L’auteur italien le plus connu à l’étranger nous révèle les dessous et les souvenirs de son enfance dans son dernier ouvrage “La mystérieuse flamme de la reine Loana” qui vient d’être publié en France.

Écrivain, sémiologue, traducteur mais avant tout professeur, Umberto Eco est sûrement l’intellectuel le plus célèbre d’Italie et l’un des plus éclectiques. Derrière son air rusé et jovial, qu’il tient de Bologne, se cache un esprit toujours en mouvement. Eco est aussi, et cela peu de gens le savent, flûtiste et collectionneur averti de livres anciens, auteur de télévision et consultant éditorial. Ses anciens camarades d’école se souviennent de lui lorsqu’il faisait du théâtre et qu’il jouait même le rôle de la Vierge. Le narrateur passionnant du roman Le nom de la rose est dans la vie de tous les jours un professeur universitaire rigoureux, tenu par le sens du devoir, comme tout Piémontais qui se respecte. En effet, Eco est né à Alessandria, non loin de Milan, et bien avant de connaître son épouse Renate, il tomba amoureux de la sémiotique, la discipline qui enseigne les signes, en résumé l’art de communiquer. Eco lui a consacré toute sa vie universitaire et peu de gens savent que c’est lui qui, dans les années 60, fournit aux Italiens la clé pour interpréter les effets culturels et sociaux du boum économique. Il l’a fait en analysant les romans policiers, les revues et les bandes dessinées qu’il achetait avec frénesie pendant son enfance à Alessandria. Certains essais comme « Apocalittici e integrati » (« Apocalyptiques et intégrés »), publié en 1964 ou « Il superuomo di massa » publié en 1976 (« De Superman au surhomme »), peuvent sembler d’un abord difficile, mais une chose est certaine : Eco passe avec une désinvolture extrême de l’érudition au ton quotidien, de Superman à saint Thomas d’Aquin, de Kant à l’ornithorynque. Il en fournit une fois de plus la preuve dans son dernier roman, La mystérieuse flamme de la reine Loana, publié par Grasset.
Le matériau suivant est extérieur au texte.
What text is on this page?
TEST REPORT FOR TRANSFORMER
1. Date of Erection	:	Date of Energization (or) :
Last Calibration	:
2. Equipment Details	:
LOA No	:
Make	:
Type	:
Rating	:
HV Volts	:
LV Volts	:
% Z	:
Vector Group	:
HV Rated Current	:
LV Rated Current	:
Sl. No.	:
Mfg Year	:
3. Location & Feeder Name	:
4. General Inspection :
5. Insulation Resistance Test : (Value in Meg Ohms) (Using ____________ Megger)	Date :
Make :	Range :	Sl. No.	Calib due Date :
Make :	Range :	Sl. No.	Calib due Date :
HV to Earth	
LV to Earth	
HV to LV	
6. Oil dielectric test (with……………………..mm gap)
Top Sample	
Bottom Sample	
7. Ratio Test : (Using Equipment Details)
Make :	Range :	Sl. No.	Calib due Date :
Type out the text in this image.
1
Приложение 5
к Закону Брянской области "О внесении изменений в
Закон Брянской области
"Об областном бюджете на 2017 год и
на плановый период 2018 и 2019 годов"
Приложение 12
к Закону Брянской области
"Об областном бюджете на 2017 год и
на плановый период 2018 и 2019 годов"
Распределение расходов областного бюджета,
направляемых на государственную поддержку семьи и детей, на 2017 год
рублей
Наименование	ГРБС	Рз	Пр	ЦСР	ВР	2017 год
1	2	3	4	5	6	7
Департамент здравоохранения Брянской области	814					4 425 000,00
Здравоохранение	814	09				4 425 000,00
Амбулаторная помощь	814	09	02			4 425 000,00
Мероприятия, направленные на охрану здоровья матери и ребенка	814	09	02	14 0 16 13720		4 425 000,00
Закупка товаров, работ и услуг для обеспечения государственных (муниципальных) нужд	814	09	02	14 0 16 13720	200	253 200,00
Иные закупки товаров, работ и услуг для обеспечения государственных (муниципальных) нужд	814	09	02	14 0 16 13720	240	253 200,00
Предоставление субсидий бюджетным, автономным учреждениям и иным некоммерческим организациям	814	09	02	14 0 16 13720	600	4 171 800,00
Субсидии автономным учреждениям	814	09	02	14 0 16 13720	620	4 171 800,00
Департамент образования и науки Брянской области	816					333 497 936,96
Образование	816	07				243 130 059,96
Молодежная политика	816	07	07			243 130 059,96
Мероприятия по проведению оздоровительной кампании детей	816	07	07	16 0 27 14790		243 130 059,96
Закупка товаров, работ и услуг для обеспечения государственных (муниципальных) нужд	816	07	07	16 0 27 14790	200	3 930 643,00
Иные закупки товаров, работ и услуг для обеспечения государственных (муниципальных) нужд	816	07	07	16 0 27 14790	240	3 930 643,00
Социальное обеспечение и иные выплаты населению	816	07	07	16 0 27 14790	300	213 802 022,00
Cette fois, l’écrivain se décrit lui-même alors qu’il était un enfant vêtu de l’uniforme fasciste de l’ONB (Opera Nazionale Balilla, organisation fasciste réservée aux enfants de huit à quatorze ans). Né en 1932, Eco appartient à cette génération qui dévorait les bandes dessinées américaines et chantait des hymnes à la louange du Duce. Une génération partagée entre les devoirs d’école exaltant la patrie et les aventures de Flash Gordon. Ce roman est dédié au temps, à la mémoire et, au fil des pages, on finit par revivre l’histoire d’Italie de ces soixante dernières années.